En 2018, une enquête du Dr. Bödeker a été publiée sur les pesticides en tant que cause de maladies professionnelles en Allemagne: depuis 2000, environ 40 cas ont été reconnus en Allemagne en tant que maladies professionnelles dues à l’exposition aux pesticides. Il s’agit notamment de maladies respiratoires obstructives et maladies de la peau. En outre entre 2008 et 2010, quatre maladies de Parkinson ont été reconnues comme « maladies professionnelles similaires » en raison de l’exposition aux pesticides. Les personnes atteintes ont droit à des prestations de l’assurance maladie lorsque la maladie professionnelle est reconnue.

Et en Suisse? Rien…

La Suisse ne parle des coûts sanitaires liés aux pesticides et ne mène pas de recherche à l’échelle nationale à ce sujet. On ne sait rien des cancers professionnels associés aux pesticides. Dans le processus d’homologation des pesticides, les effets à long terme, transgénérationnels, de bioaccumulation, combinés, de toxicité de report, de faibles doses et… et… ne sont pas à l’ordre du jour.

Et pourtant ça bouge…

Les choses bougent lentement, souvent grâce à des mouvements citoyens. En France, l’association Générations Futures rassemble des témoignages d’agriculteurs, leur fournit des informations précieuses et se bat à leurs côtés. En Allemagne, l’association PAN Deutschland a publié une brochure pour informer les agriculteurs de démarches possibles. En Suisse, les initiatives populaires Pour une Suisse libre de pesticides de synthèse et Pour une eau potable propre empoignent le problème à bras le corps dans le but de réduire l’utilisation de pesticides pour le bien de tous, hommes et environnement.

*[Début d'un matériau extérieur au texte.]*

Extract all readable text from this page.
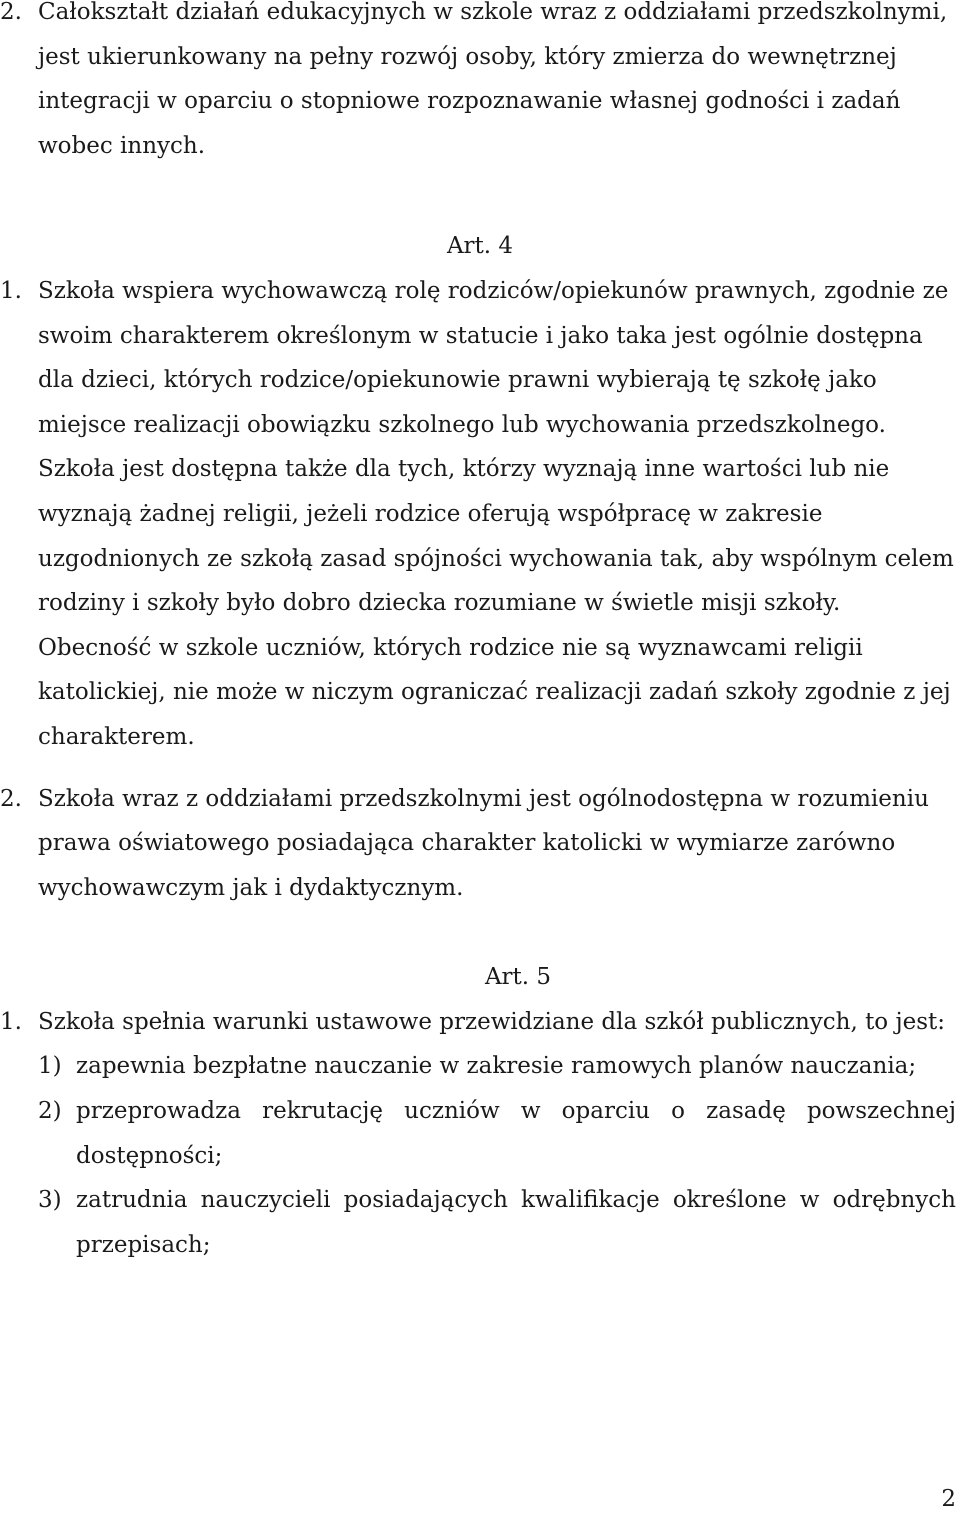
2. Całokształt działań edukacyjnych w szkole wraz z oddziałami przedszkolnymi, jest ukierunkowany na pełny rozwój osoby, który zmierza do wewnętrznej integracji w oparciu o stopniowe rozpoznawanie własnej godności i zadań wobec innych.

Art. 4

1. Szkoła wspiera wychowawczą rolę rodziców/opiekunów prawnych, zgodnie ze swoim charakterem określonym w statucie i jako taka jest ogólnie dostępna dla dzieci, których rodzice/opiekunowie prawni wybierają tę szkołę jako miejsce realizacji obowiązku szkolnego lub wychowania przedszkolnego.

Szkoła jest dostępna także dla tych, którzy wyznają inne wartości lub nie wyznają żadnej religii, jeżeli rodzice oferują współpracę w zakresie uzgodnionych ze szkołą zasad spójności wychowania tak, aby wspólnym celem rodziny i szkoły było dobro dziecka rozumiane w świetle misji szkoły.

Obecność w szkole uczniów, których rodzice nie są wyznawcami religii katolickiej, nie może w niczym ograniczać realizacji zadań szkoły zgodnie z jej charakterem.

2. Szkoła wraz z oddziałami przedszkolnymi jest ogólnodostępna w rozumieniu prawa oświatowego posiadająca charakter katolicki w wymiarze zarówno wychowawczym jak i dydaktycznym.

Art. 5

1. Szkoła spełnia warunki ustawowe przewidziane dla szkół publicznych, to jest:

1) zapewnia bezpłatne nauczanie w zakresie ramowych planów nauczania;

2) przeprowadza rekrutację uczniów w oparciu o zasadę powszechnej dostępności;

3) zatrudnia nauczycieli posiadających kwalifikacje określone w odrębnych przepisach;

2
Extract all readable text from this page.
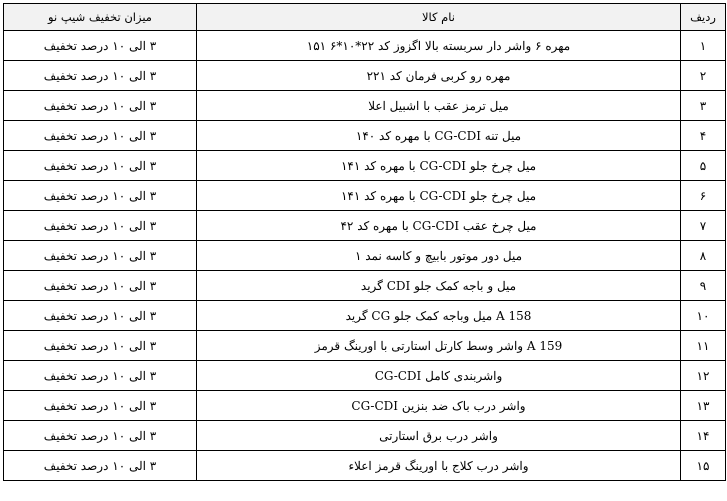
ردیف	نام کالا	میزان تخفیف شیپ نو
۱	مهره ۶ واشر دار سربسته بالا اگزوز کد ۲۲*۱۰*۶ ۱۵۱	۳ الی ۱۰ درصد تخفیف
۲	مهره رو کربی فرمان کد ۲۲۱	۳ الی ۱۰ درصد تخفیف
۳	میل ترمز عقب با اشبیل اعلا	۳ الی ۱۰ درصد تخفیف
۴	میل تنه CG-CDI با مهره کد ۱۴۰	۳ الی ۱۰ درصد تخفیف
۵	میل چرخ جلو CG-CDI با مهره کد ۱۴۱	۳ الی ۱۰ درصد تخفیف
۶	میل چرخ جلو CG-CDI با مهره کد ۱۴۱	۳ الی ۱۰ درصد تخفیف
۷	میل چرخ عقب CG-CDI با مهره کد ۴۲	۳ الی ۱۰ درصد تخفیف
۸	میل دور موتور بابیچ و کاسه نمد ۱	۳ الی ۱۰ درصد تخفیف
۹	میل و باجه کمک جلو CDI گرید	۳ الی ۱۰ درصد تخفیف
۱۰	A 158 میل وباجه کمک جلو CG گرید	۳ الی ۱۰ درصد تخفیف
۱۱	A 159 واشر وسط کارتل استارتی با اورینگ قرمز	۳ الی ۱۰ درصد تخفیف
۱۲	واشربندی کامل CG-CDI	۳ الی ۱۰ درصد تخفیف
۱۳	واشر درب باک ضد بنزین CG-CDI	۳ الی ۱۰ درصد تخفیف
۱۴	واشر درب برق استارتی	۳ الی ۱۰ درصد تخفیف
۱۵	واشر درب کلاج با اورینگ قرمز اعلاء	۳ الی ۱۰ درصد تخفیف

Solidarité et responsabilité

S’ils ne sont pas visibles en Suisse, les problèmes de santé liés à l’utilisation professionnelle de pesticides ne s’arrêtent par pour autant à nos frontières. Il est temps de faire preuve de solidarité avec les agriculteurs qui travaillent selon les réglementations en vigueur. La Confédération, responsable de la santé publique, a autorisé toutes ces substances toxiques. Il est temps de reconnaître l’ampleur du problème, de prendre nos responsabilités et de créer en Suisse des conditions-cadre nous autorisant à regarder vers l’avenir avec plus de sérénité.